Le père Venâncio a lu les proclamations dans les deux Les dimanches suivants, personne. présenté pour prévenir, bien que Manuela J’étais sûre que Mme Eulália Je serais au premier rang pour me lever. objection. Mais Mme Eulalie ne s’est pas présentée. à l’église les deux dimanches. Et Manuela J’ai appris plus tard, de M.

 Norberto, que le propriétaire du magasin était resté silencieux depuis le jour où Geraldo lui a parlé et que certaines des marraines avaient il commença à changer de ton, disant que dans Au final, le veuf avait raison et c’est tout. Personne n’était venu l’aider quand il J’en avais besoin. C’est comme ça que sont les gens, les amis.

Tournez-vous sur le côté lorsque le vent change. Et à Parfois, il suffit qu’une seule personne dise la vérité. à haute voix au château des commères s’effondrer complètement. Le jour du mariage Le ciel clair se leva. Septembre, un septembre que seules les campagnes connaissent. Bleu Ça fait mal, c’est tellement beau, avec une brise légère.

Une chaleur qui exhalait le parfum des fleurs oranger dans le verger. La cérémonie serait simple, dans la petite chapelle. du village avec peu d’invités. Ton Norberto serait le parrain du côté de Geraldo et l’épouse du plus ancien employé Le vieil homme de la ferme serait la marraine de Manuela, parce qu’elle n’avait pas de famille.
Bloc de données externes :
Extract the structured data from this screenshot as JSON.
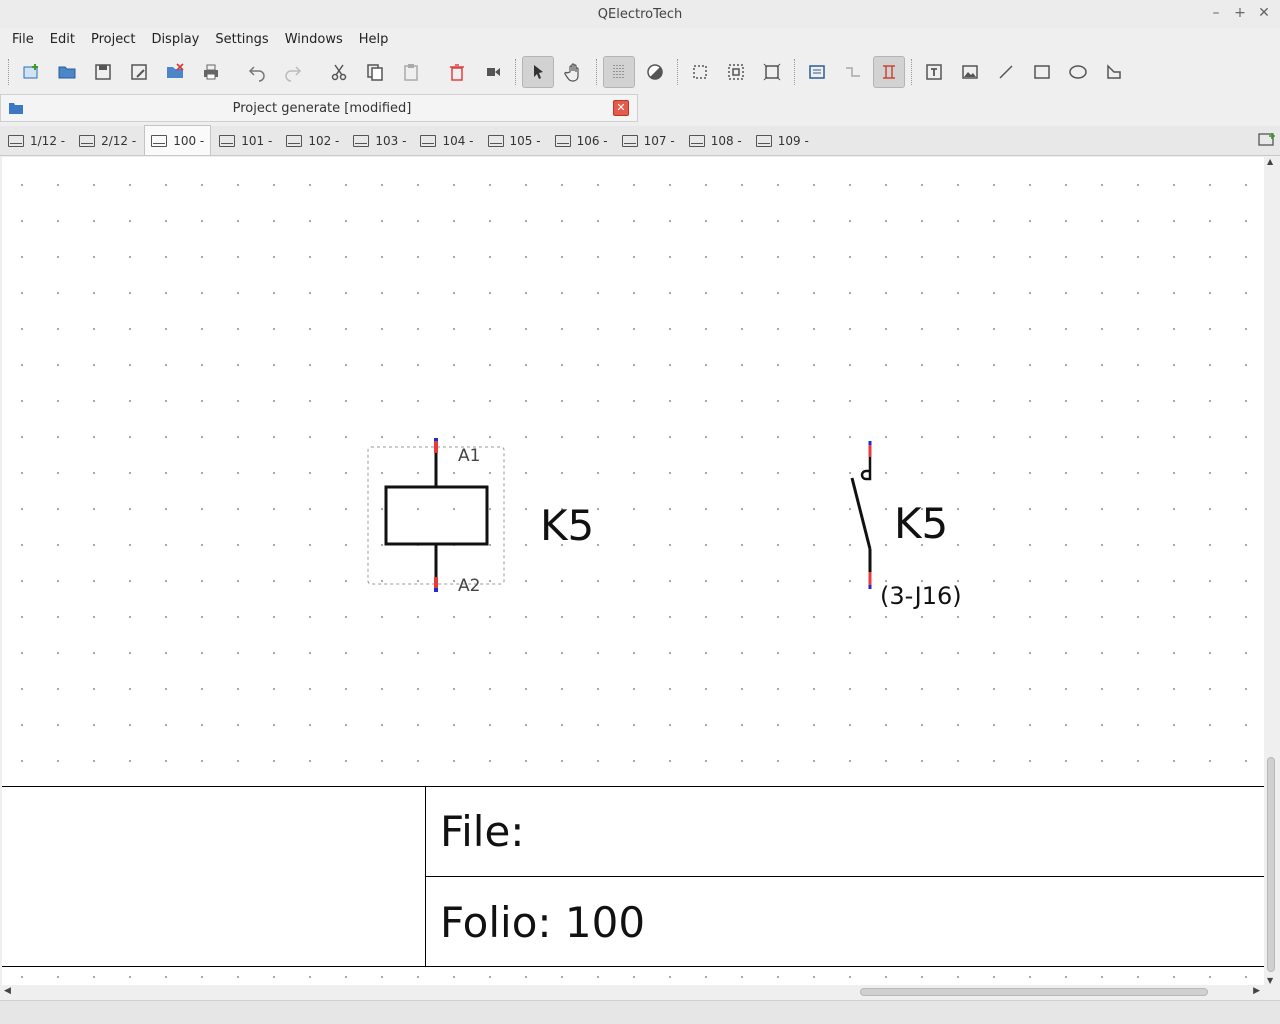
{
  "app": {
    "title": "QElectroTech"
  },
  "window_controls": [
    "–",
    "+",
    "✕"
  ],
  "menu": [
    "File",
    "Edit",
    "Project",
    "Display",
    "Settings",
    "Windows",
    "Help"
  ],
  "toolbar": {
    "icons": [
      "new-project-icon",
      "open-icon",
      "save-icon",
      "save-as-icon",
      "close-project-icon",
      "print-icon",
      "undo-icon",
      "redo-icon",
      "cut-icon",
      "copy-icon",
      "paste-icon",
      "delete-icon",
      "rotate-icon",
      "select-mode-icon",
      "pan-mode-icon",
      "grid-icon",
      "color-icon",
      "zoom-fit-icon",
      "zoom-content-icon",
      "zoom-reset-icon",
      "edit-title-block-icon",
      "conductor-icon",
      "autoconnect-icon",
      "add-text-icon",
      "add-image-icon",
      "add-line-icon",
      "add-rectangle-icon",
      "add-ellipse-icon",
      "add-polyline-icon"
    ]
  },
  "project": {
    "title": "Project generate [modified]",
    "close": "✕"
  },
  "tabs": [
    "1/12 -",
    "2/12 -",
    "100 -",
    "101 -",
    "102 -",
    "103 -",
    "104 -",
    "105 -",
    "106 -",
    "107 -",
    "108 -",
    "109 -"
  ],
  "selected_tab": "100 -",
  "diagram": {
    "coil": {
      "terminal_top": "A1",
      "terminal_bottom": "A2",
      "label": "K5"
    },
    "contact": {
      "label": "K5",
      "reference": "(3-J16)"
    }
  },
  "title_block": {
    "file": "File:",
    "folio": "Folio: 100"
  },
  "colors": {
    "accent": "#e53b3b",
    "terminal_blue": "#1f2bd6"
  }
}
occuper cet endroit. Manuela Il l’a installé dans la petite pièce du fond, qui Elle cesserait bientôt d’être uniquement à elle. Il a mis le nouvelle robe en coton brut, avec de la dentelle au col, qu’elle possédait elle-même. broderie le soir après les enfants Ils dormaient. Elle a tressé ses cheveux. ferme avec des fleurs d’oranger qui Clarinha avait cueilli des fruits dans le verger.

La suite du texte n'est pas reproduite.